To the contrary, it may ensure bridges are there when you aren't, and may tell people how you feel when you're not around to.
Example: there are a lot of people whom I care about, but who - with no ill will involved - we've drifted off in our own directions as life tends to. We have vague contact info, and lacking that have mutual friends who can pass things on if need be. Come my demise, I may want a mass-emailing to thank them, ask for casual assistance for my dependents, and generally give a warm farewell. When I went in for heart surgery, I let one of the group know, in case it didn't turn out well; going in wasn't enough to warrant interrupting everyone and writing paper letters, but if I didn't come out someone needed to spread the word ("Hey, remember Carl? he's gone now, but says 'hi, thanks for the memories'"). Not worth printing up stacks of physical letters and burdening someone with putting then-required postage etc., but makes it easy to let people know how you feel when it's too much overhead all around now (hey, that's a big reason why people hate Facebook: too many updates), but when it is important to do so is exactly when you can't.

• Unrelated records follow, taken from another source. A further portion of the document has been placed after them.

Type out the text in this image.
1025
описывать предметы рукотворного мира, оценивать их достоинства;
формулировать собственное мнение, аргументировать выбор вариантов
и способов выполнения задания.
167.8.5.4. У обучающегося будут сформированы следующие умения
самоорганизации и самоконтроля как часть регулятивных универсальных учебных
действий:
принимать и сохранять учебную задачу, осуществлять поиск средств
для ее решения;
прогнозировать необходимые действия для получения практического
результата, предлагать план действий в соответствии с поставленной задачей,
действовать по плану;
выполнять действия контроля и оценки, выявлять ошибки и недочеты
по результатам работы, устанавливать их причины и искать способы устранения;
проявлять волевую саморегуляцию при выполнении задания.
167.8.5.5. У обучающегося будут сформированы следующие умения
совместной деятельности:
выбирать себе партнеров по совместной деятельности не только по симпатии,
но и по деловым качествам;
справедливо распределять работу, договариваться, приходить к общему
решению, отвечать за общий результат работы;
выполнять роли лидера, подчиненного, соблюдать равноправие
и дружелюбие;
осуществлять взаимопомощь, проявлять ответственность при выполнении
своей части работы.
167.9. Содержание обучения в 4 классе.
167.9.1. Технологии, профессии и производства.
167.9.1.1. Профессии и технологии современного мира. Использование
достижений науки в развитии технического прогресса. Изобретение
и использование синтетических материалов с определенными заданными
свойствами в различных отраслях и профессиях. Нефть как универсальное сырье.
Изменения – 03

I'm thinking the parent comment was still right. Why not say those things now? Its not 'interrupting everyone', its keeping in contact. Its important to do that now, especially if you haven't in a while.
I was just thinking this is a lot like a coin flipping trick I heard once. You flip a coin for a decision, notice whatever you're secretly hoping the coin lands on, put the coin back in your pocket without looking at it, and do what you secretly wanted the coin to tell you to do.
With this service, go ahead and fill out what you want the emails to say... and then just send them.